(New York) – Human Rights Watch will present a podcast twice a month starting May 6, 2024, that will explore human rights hotspots around the world through the eyes and ears of people on the front lines. Rights & Wrongs will take listeners behind the scenes of in-depth Human Rights Watch investigations.
Human Rights Watch researchers work in more than 100 countries across the globe, producing dozens of meticulously researched reports every year. Those reports, grounded in international human rights law, are directed at government officials and policymakers and aim to end abuses and change government policies. Rights & Wrongs will bring that research to life in an immersive medium with compelling accounts that are accessible to a general audience.
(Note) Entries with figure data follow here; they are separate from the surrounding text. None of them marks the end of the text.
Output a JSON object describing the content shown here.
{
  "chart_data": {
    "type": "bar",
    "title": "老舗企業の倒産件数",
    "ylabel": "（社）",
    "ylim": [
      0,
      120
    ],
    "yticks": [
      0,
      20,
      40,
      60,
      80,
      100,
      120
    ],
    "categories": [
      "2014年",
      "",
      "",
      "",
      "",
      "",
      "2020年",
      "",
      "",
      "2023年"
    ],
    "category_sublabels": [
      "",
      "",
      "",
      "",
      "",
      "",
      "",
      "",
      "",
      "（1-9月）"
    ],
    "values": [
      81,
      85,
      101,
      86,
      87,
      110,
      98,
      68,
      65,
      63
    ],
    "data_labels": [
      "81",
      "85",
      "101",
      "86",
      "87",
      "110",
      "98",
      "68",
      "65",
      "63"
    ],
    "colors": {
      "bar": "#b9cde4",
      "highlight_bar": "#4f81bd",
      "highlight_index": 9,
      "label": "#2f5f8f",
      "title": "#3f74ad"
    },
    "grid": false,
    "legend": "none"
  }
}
“From a Ukrainian city to a Bangladesh shipyard, we will take listeners to the places where human rights violations are happening and hear firsthand powerful stories about the fight to speak freely, to get a decent standard of living, or simply, just to live,” said Mei Fong, chief media officer at Human Rights Watch.
The series will be hosted by Ngofeen Mputubwele, formerly of The New Yorker, and produced by Curtis Fox, a veteran podcast producer for National Public Radio and The New Yorker. Rights & Wrongs will feature interviews with Human Rights Watch researchers as well as voices from the countries where they work.
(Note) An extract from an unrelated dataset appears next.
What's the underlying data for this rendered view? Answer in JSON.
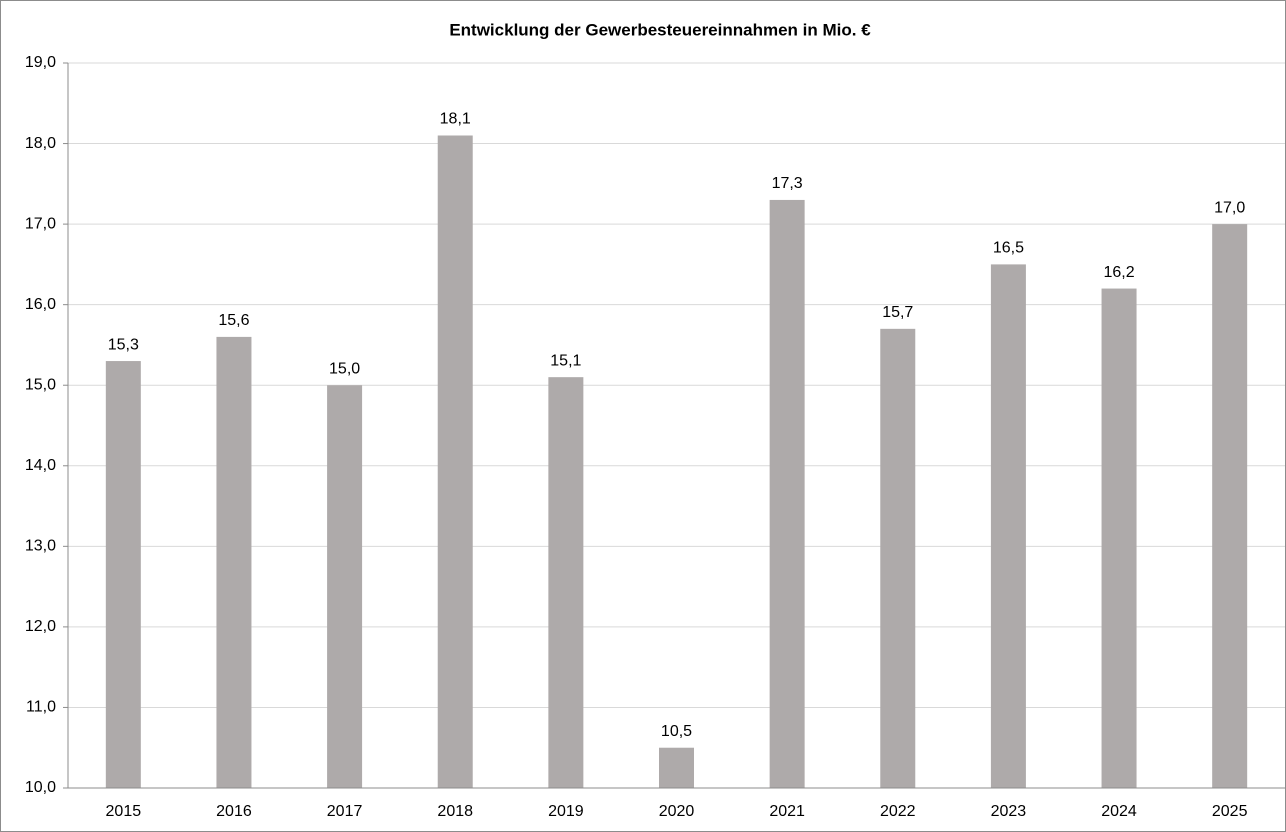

The first episode of Rights & Wrongs looks at Human Rights Watch efforts to document the destruction of Mariupol as Russian forces laid siege and cut off communications to the Ukrainian city. Documenting what happened became all the more critical when Russia began destroying evidence of war crimes as it began to rebuild Mariupol in Russia’s image.
Subsequent episodes of Rights & Wrongs will explore how Human Rights Watch documented the killing of Ethiopian migrants by Saudi border guards at a remote Saudi-Yemen border outpost, how the shipping industry sends end-of-life ships to Bangladesh to be scrapped in dangerous yards that harm workers and pollute the environment, and how governments reach across borders to silence or deter dissent of their own nationals abroad.
Rights & Wrongs will be available on Spotify, Apple, YouTube, and Amazon.